Problem is, that conversation needs to happen sooner. The need for it needs to be anticipated. And it needs to happen continually between grad students at the bar, between students and faculty in the seminar room, between advisors and advisees, in informal panels of faculty talking about their work before an audience of grad students. I get that history is often of necessity solitary work, and in my cynicism I am sometimes forced to wonder if faculty aren’t sitting in their ill-lit offices conspiring to replicate the same pain and cycles of procrastination and self-loathing that they endured in the early stages of their careers. Do they see it as some diabolical but necessary rite of passage? If they have faced down these same demons in their own work, and spent a career evolving their own process, why does the secret seem as heavily guarded as some of their ideas and sources? Why can’t it be shared, even if just to remind grad students that the problems they face are not new and they’re not unique? It’s not like giving away a secret ingredient to the sauce or surrendering patent rights. Seems to me that is should be about being a part of a collegial group of scholars who make each other better, rather than suffer in isolation and silence.

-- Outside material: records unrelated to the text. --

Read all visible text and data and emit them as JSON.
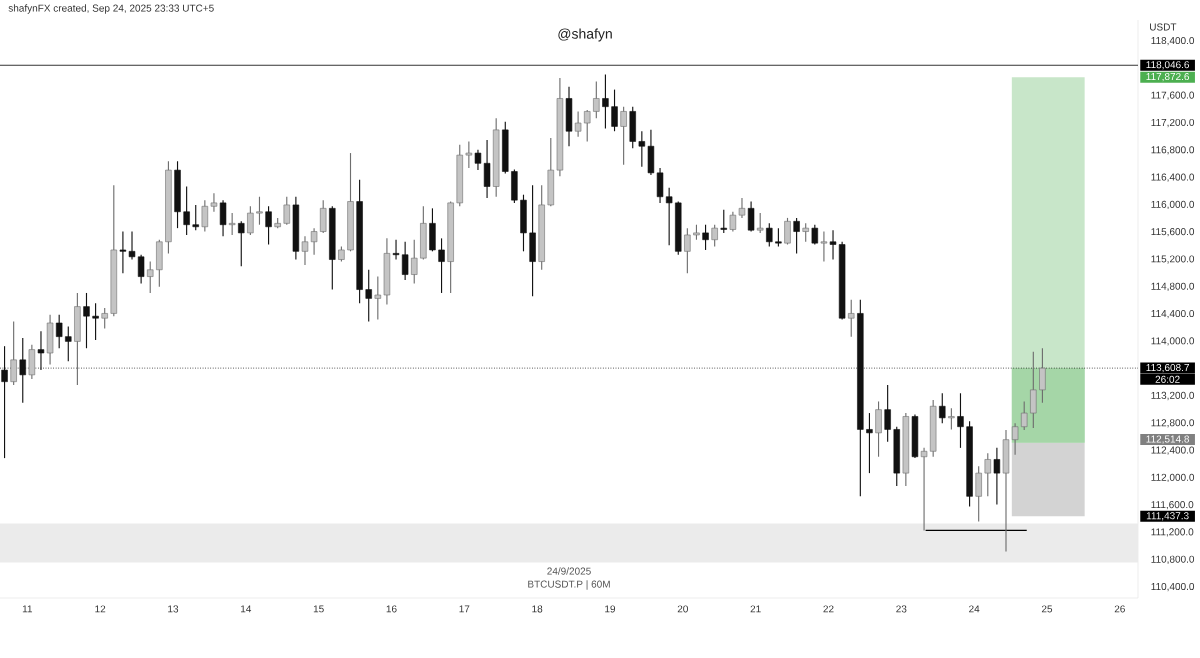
{
  "chart_data": {
    "type": "candlestick",
    "title": "@shafyn",
    "ylabel": "USDT",
    "annotations": [
      "shafynFX created, Sep 24, 2025 23:33 UTC+5",
      "24/9/2025",
      "BTCUSDT.P | 60M",
      "26:02",
      "117,872.6",
      "112,514.8",
      "111,437.3"
    ],
    "xlim": [
      "2025-09-10T15:00",
      "2025-09-26T06:00"
    ],
    "ylim": [
      110240,
      118710
    ],
    "xticks": [
      {
        "value": "2025-09-11",
        "label": "11"
      },
      {
        "value": "2025-09-12",
        "label": "12"
      },
      {
        "value": "2025-09-13",
        "label": "13"
      },
      {
        "value": "2025-09-14",
        "label": "14"
      },
      {
        "value": "2025-09-15",
        "label": "15"
      },
      {
        "value": "2025-09-16",
        "label": "16"
      },
      {
        "value": "2025-09-17",
        "label": "17"
      },
      {
        "value": "2025-09-18",
        "label": "18"
      },
      {
        "value": "2025-09-19",
        "label": "19"
      },
      {
        "value": "2025-09-20",
        "label": "20"
      },
      {
        "value": "2025-09-21",
        "label": "21"
      },
      {
        "value": "2025-09-22",
        "label": "22"
      },
      {
        "value": "2025-09-23",
        "label": "23"
      },
      {
        "value": "2025-09-24",
        "label": "24"
      },
      {
        "value": "2025-09-25",
        "label": "25"
      },
      {
        "value": "2025-09-26",
        "label": "26"
      }
    ],
    "yticks": [
      {
        "value": 110400,
        "label": "110,400.0"
      },
      {
        "value": 110800,
        "label": "110,800.0"
      },
      {
        "value": 111200,
        "label": "111,200.0"
      },
      {
        "value": 111600,
        "label": "111,600.0"
      },
      {
        "value": 112000,
        "label": "112,000.0"
      },
      {
        "value": 112400,
        "label": "112,400.0"
      },
      {
        "value": 112800,
        "label": "112,800.0"
      },
      {
        "value": 113200,
        "label": "113,200.0"
      },
      {
        "value": 114000,
        "label": "114,000.0"
      },
      {
        "value": 114400,
        "label": "114,400.0"
      },
      {
        "value": 114800,
        "label": "114,800.0"
      },
      {
        "value": 115200,
        "label": "115,200.0"
      },
      {
        "value": 115600,
        "label": "115,600.0"
      },
      {
        "value": 116000,
        "label": "116,000.0"
      },
      {
        "value": 116400,
        "label": "116,400.0"
      },
      {
        "value": 116800,
        "label": "116,800.0"
      },
      {
        "value": 117200,
        "label": "117,200.0"
      },
      {
        "value": 117600,
        "label": "117,600.0"
      },
      {
        "value": 118400,
        "label": "118,400.0"
      }
    ],
    "ref_lines": [
      {
        "axis": "y",
        "value": 118046.6,
        "label": "118,046.6",
        "color": "#000000",
        "line_style": "solid"
      },
      {
        "axis": "y",
        "value": 113608.7,
        "label": "113,608.7",
        "color": "#000000",
        "line_style": "dotted"
      }
    ],
    "bands": [
      {
        "axis": "y",
        "from": 110760,
        "to": 111330,
        "color": "#ebebeb"
      }
    ],
    "series": [
      {
        "type": "bar",
        "x": [
          "2025-09-25T00:25"
        ],
        "base": [
          112514.8
        ],
        "values": [
          5357.8
        ],
        "color": "#c8e6c9"
      },
      {
        "type": "bar",
        "x": [
          "2025-09-25T00:25"
        ],
        "base": [
          111437.3
        ],
        "values": [
          1077.5
        ],
        "color": "#d3d3d3"
      },
      {
        "type": "bar",
        "x": [
          "2025-09-25T00:25"
        ],
        "base": [
          112514.8
        ],
        "values": [
          1093.9
        ],
        "color": "#a5d6a7"
      },
      {
        "type": "line",
        "x": [
          "2025-09-23T08:00",
          "2025-09-24T17:20"
        ],
        "values": [
          111230,
          111230
        ],
        "color": "#000000"
      }
    ],
    "x": [
      "2025-09-10T16:30",
      "2025-09-10T19:30",
      "2025-09-10T22:30",
      "2025-09-11T01:30",
      "2025-09-11T04:30",
      "2025-09-11T07:30",
      "2025-09-11T10:30",
      "2025-09-11T13:30",
      "2025-09-11T16:30",
      "2025-09-11T19:30",
      "2025-09-11T22:30",
      "2025-09-12T01:30",
      "2025-09-12T04:30",
      "2025-09-12T07:30",
      "2025-09-12T10:30",
      "2025-09-12T13:30",
      "2025-09-12T16:30",
      "2025-09-12T19:30",
      "2025-09-12T22:30",
      "2025-09-13T01:30",
      "2025-09-13T04:30",
      "2025-09-13T07:30",
      "2025-09-13T10:30",
      "2025-09-13T13:30",
      "2025-09-13T16:30",
      "2025-09-13T19:30",
      "2025-09-13T22:30",
      "2025-09-14T01:30",
      "2025-09-14T04:30",
      "2025-09-14T07:30",
      "2025-09-14T10:30",
      "2025-09-14T13:30",
      "2025-09-14T16:30",
      "2025-09-14T19:30",
      "2025-09-14T22:30",
      "2025-09-15T01:30",
      "2025-09-15T04:30",
      "2025-09-15T07:30",
      "2025-09-15T10:30",
      "2025-09-15T13:30",
      "2025-09-15T16:30",
      "2025-09-15T19:30",
      "2025-09-15T22:30",
      "2025-09-16T01:30",
      "2025-09-16T04:30",
      "2025-09-16T07:30",
      "2025-09-16T10:30",
      "2025-09-16T13:30",
      "2025-09-16T16:30",
      "2025-09-16T19:30",
      "2025-09-16T22:30",
      "2025-09-17T01:30",
      "2025-09-17T04:30",
      "2025-09-17T07:30",
      "2025-09-17T10:30",
      "2025-09-17T13:30",
      "2025-09-17T16:30",
      "2025-09-17T19:30",
      "2025-09-17T22:30",
      "2025-09-18T01:30",
      "2025-09-18T04:30",
      "2025-09-18T07:30",
      "2025-09-18T10:30",
      "2025-09-18T13:30",
      "2025-09-18T16:30",
      "2025-09-18T19:30",
      "2025-09-18T22:30",
      "2025-09-19T01:30",
      "2025-09-19T04:30",
      "2025-09-19T07:30",
      "2025-09-19T10:30",
      "2025-09-19T13:30",
      "2025-09-19T16:30",
      "2025-09-19T19:30",
      "2025-09-19T22:30",
      "2025-09-20T01:30",
      "2025-09-20T04:30",
      "2025-09-20T07:30",
      "2025-09-20T10:30",
      "2025-09-20T13:30",
      "2025-09-20T16:30",
      "2025-09-20T19:30",
      "2025-09-20T22:30",
      "2025-09-21T01:30",
      "2025-09-21T04:30",
      "2025-09-21T07:30",
      "2025-09-21T10:30",
      "2025-09-21T13:30",
      "2025-09-21T16:30",
      "2025-09-21T19:30",
      "2025-09-21T22:30",
      "2025-09-22T01:30",
      "2025-09-22T04:30",
      "2025-09-22T07:30",
      "2025-09-22T10:30",
      "2025-09-22T13:30",
      "2025-09-22T16:30",
      "2025-09-22T19:30",
      "2025-09-22T22:30",
      "2025-09-23T01:30",
      "2025-09-23T04:30",
      "2025-09-23T07:30",
      "2025-09-23T10:30",
      "2025-09-23T13:30",
      "2025-09-23T16:30",
      "2025-09-23T19:30",
      "2025-09-23T22:30",
      "2025-09-24T01:30",
      "2025-09-24T04:30",
      "2025-09-24T07:30",
      "2025-09-24T10:30",
      "2025-09-24T13:30",
      "2025-09-24T16:30",
      "2025-09-24T19:30",
      "2025-09-24T22:30"
    ],
    "ohlc": [
      [
        113580,
        113930,
        112290,
        113410
      ],
      [
        113410,
        114290,
        113360,
        113730
      ],
      [
        113730,
        114050,
        113100,
        113510
      ],
      [
        113510,
        113950,
        113450,
        113880
      ],
      [
        113880,
        114150,
        113580,
        113830
      ],
      [
        113830,
        114390,
        113660,
        114270
      ],
      [
        114270,
        114390,
        113900,
        114070
      ],
      [
        114070,
        114220,
        113710,
        114000
      ],
      [
        114000,
        114710,
        113360,
        114510
      ],
      [
        114510,
        114710,
        113900,
        114370
      ],
      [
        114370,
        114560,
        114020,
        114340
      ],
      [
        114340,
        114490,
        114190,
        114410
      ],
      [
        114410,
        116290,
        114370,
        115340
      ],
      [
        115340,
        115610,
        115000,
        115320
      ],
      [
        115320,
        115610,
        115200,
        115240
      ],
      [
        115240,
        115270,
        114850,
        114950
      ],
      [
        114950,
        115170,
        114710,
        115050
      ],
      [
        115050,
        115490,
        114800,
        115460
      ],
      [
        115460,
        116640,
        115290,
        116510
      ],
      [
        116510,
        116640,
        115660,
        115900
      ],
      [
        115900,
        116270,
        115560,
        115710
      ],
      [
        115710,
        116000,
        115630,
        115680
      ],
      [
        115680,
        116070,
        115610,
        115980
      ],
      [
        115980,
        116170,
        115900,
        116030
      ],
      [
        116030,
        116070,
        115540,
        115710
      ],
      [
        115710,
        115880,
        115560,
        115730
      ],
      [
        115730,
        115760,
        115100,
        115590
      ],
      [
        115590,
        115980,
        115560,
        115880
      ],
      [
        115880,
        116120,
        115710,
        115900
      ],
      [
        115900,
        115980,
        115420,
        115680
      ],
      [
        115680,
        115810,
        115660,
        115730
      ],
      [
        115730,
        116120,
        115710,
        116000
      ],
      [
        116000,
        116120,
        115200,
        115320
      ],
      [
        115320,
        115540,
        115120,
        115460
      ],
      [
        115460,
        115660,
        115270,
        115610
      ],
      [
        115610,
        116070,
        115590,
        115950
      ],
      [
        115950,
        115980,
        114760,
        115200
      ],
      [
        115200,
        115390,
        115170,
        115340
      ],
      [
        115340,
        116760,
        115320,
        116050
      ],
      [
        116050,
        116370,
        114560,
        114760
      ],
      [
        114760,
        115050,
        114290,
        114630
      ],
      [
        114630,
        114950,
        114320,
        114680
      ],
      [
        114680,
        115510,
        114540,
        115290
      ],
      [
        115290,
        115490,
        115200,
        115270
      ],
      [
        115270,
        115460,
        114900,
        114980
      ],
      [
        114980,
        115490,
        114850,
        115220
      ],
      [
        115220,
        115980,
        115200,
        115730
      ],
      [
        115730,
        115950,
        115320,
        115340
      ],
      [
        115340,
        115510,
        114710,
        115170
      ],
      [
        115170,
        116050,
        114710,
        116030
      ],
      [
        116030,
        116880,
        115980,
        116730
      ],
      [
        116730,
        116930,
        116540,
        116760
      ],
      [
        116760,
        116810,
        116510,
        116610
      ],
      [
        116610,
        116950,
        116100,
        116270
      ],
      [
        116270,
        117270,
        116120,
        117100
      ],
      [
        117100,
        117220,
        116460,
        116490
      ],
      [
        116490,
        116520,
        116030,
        116070
      ],
      [
        116070,
        116150,
        115320,
        115590
      ],
      [
        115590,
        116290,
        114660,
        115170
      ],
      [
        115170,
        116290,
        115050,
        116000
      ],
      [
        116000,
        116980,
        115980,
        116510
      ],
      [
        116510,
        117860,
        116420,
        117560
      ],
      [
        117560,
        117730,
        116860,
        117080
      ],
      [
        117080,
        117370,
        117000,
        117200
      ],
      [
        117200,
        117390,
        116930,
        117370
      ],
      [
        117370,
        117810,
        117270,
        117560
      ],
      [
        117560,
        117910,
        117120,
        117440
      ],
      [
        117440,
        117690,
        117080,
        117150
      ],
      [
        117150,
        117440,
        116590,
        117370
      ],
      [
        117370,
        117440,
        116830,
        116930
      ],
      [
        116930,
        117080,
        116560,
        116860
      ],
      [
        116860,
        117100,
        116440,
        116470
      ],
      [
        116470,
        116540,
        116030,
        116120
      ],
      [
        116120,
        116250,
        115410,
        116030
      ],
      [
        116030,
        116050,
        115270,
        115320
      ],
      [
        115320,
        115660,
        115000,
        115560
      ],
      [
        115560,
        115710,
        115490,
        115590
      ],
      [
        115590,
        115710,
        115340,
        115490
      ],
      [
        115490,
        115710,
        115390,
        115660
      ],
      [
        115660,
        115930,
        115590,
        115640
      ],
      [
        115640,
        115900,
        115610,
        115850
      ],
      [
        115850,
        116100,
        115810,
        115950
      ],
      [
        115950,
        116050,
        115610,
        115630
      ],
      [
        115630,
        115880,
        115590,
        115660
      ],
      [
        115660,
        115730,
        115390,
        115460
      ],
      [
        115460,
        115660,
        115390,
        115440
      ],
      [
        115440,
        115810,
        115420,
        115760
      ],
      [
        115760,
        115810,
        115290,
        115610
      ],
      [
        115610,
        115730,
        115460,
        115660
      ],
      [
        115660,
        115710,
        115420,
        115440
      ],
      [
        115440,
        115610,
        115170,
        115460
      ],
      [
        115460,
        115630,
        115200,
        115420
      ],
      [
        115420,
        115460,
        114320,
        114340
      ],
      [
        114340,
        114610,
        114070,
        114410
      ],
      [
        114410,
        114610,
        111730,
        112710
      ],
      [
        112710,
        112950,
        112070,
        112660
      ],
      [
        112660,
        113120,
        112310,
        113000
      ],
      [
        113000,
        113360,
        112530,
        112710
      ],
      [
        112710,
        112750,
        111880,
        112070
      ],
      [
        112070,
        112950,
        111880,
        112900
      ],
      [
        112900,
        112930,
        112290,
        112310
      ],
      [
        112310,
        112440,
        111230,
        112390
      ],
      [
        112390,
        113140,
        112310,
        113050
      ],
      [
        113050,
        113240,
        112800,
        112880
      ],
      [
        112880,
        113020,
        112710,
        112900
      ],
      [
        112900,
        113240,
        112440,
        112750
      ],
      [
        112750,
        112830,
        111580,
        111730
      ],
      [
        111730,
        112170,
        111360,
        112070
      ],
      [
        112070,
        112360,
        111730,
        112270
      ],
      [
        112270,
        112440,
        111610,
        112070
      ],
      [
        112070,
        112700,
        110920,
        112560
      ],
      [
        112560,
        112800,
        112340,
        112750
      ],
      [
        112750,
        113120,
        112700,
        112950
      ],
      [
        112950,
        113850,
        112730,
        113290
      ],
      [
        113290,
        113900,
        113100,
        113608.7
      ]
    ]
  }
}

At the end of the day we motivate ourselves or we don’t. My borderline rant here is not a full shirking of personal responsibility. I can own up to my own shortcomings–there are oh so many. But our graduate programs supposedly seek to provide us with the tools to do the work, and in this sense they often erect a bridge that doesn’t quite reach the other side. We should read the books that revolutionized the field, absolutely we should. But we should also read the modest monographs that make it into print with little fanfare or exposure, but help their authors along to the next stage of their careers. And we should talk to each other about process, about the nuts and bolts, and treat it as a profession that’s a little more about lunch pails than Pulitzer prizes–for the sake of the often fragile psyches of those seeking access to it. Let grad students see their mentors as people with complicated relationships to their own work rather than simply the towering intellects we’re charged with modeling. It’s a lot easier to model someone who is forthcoming about their insecurities.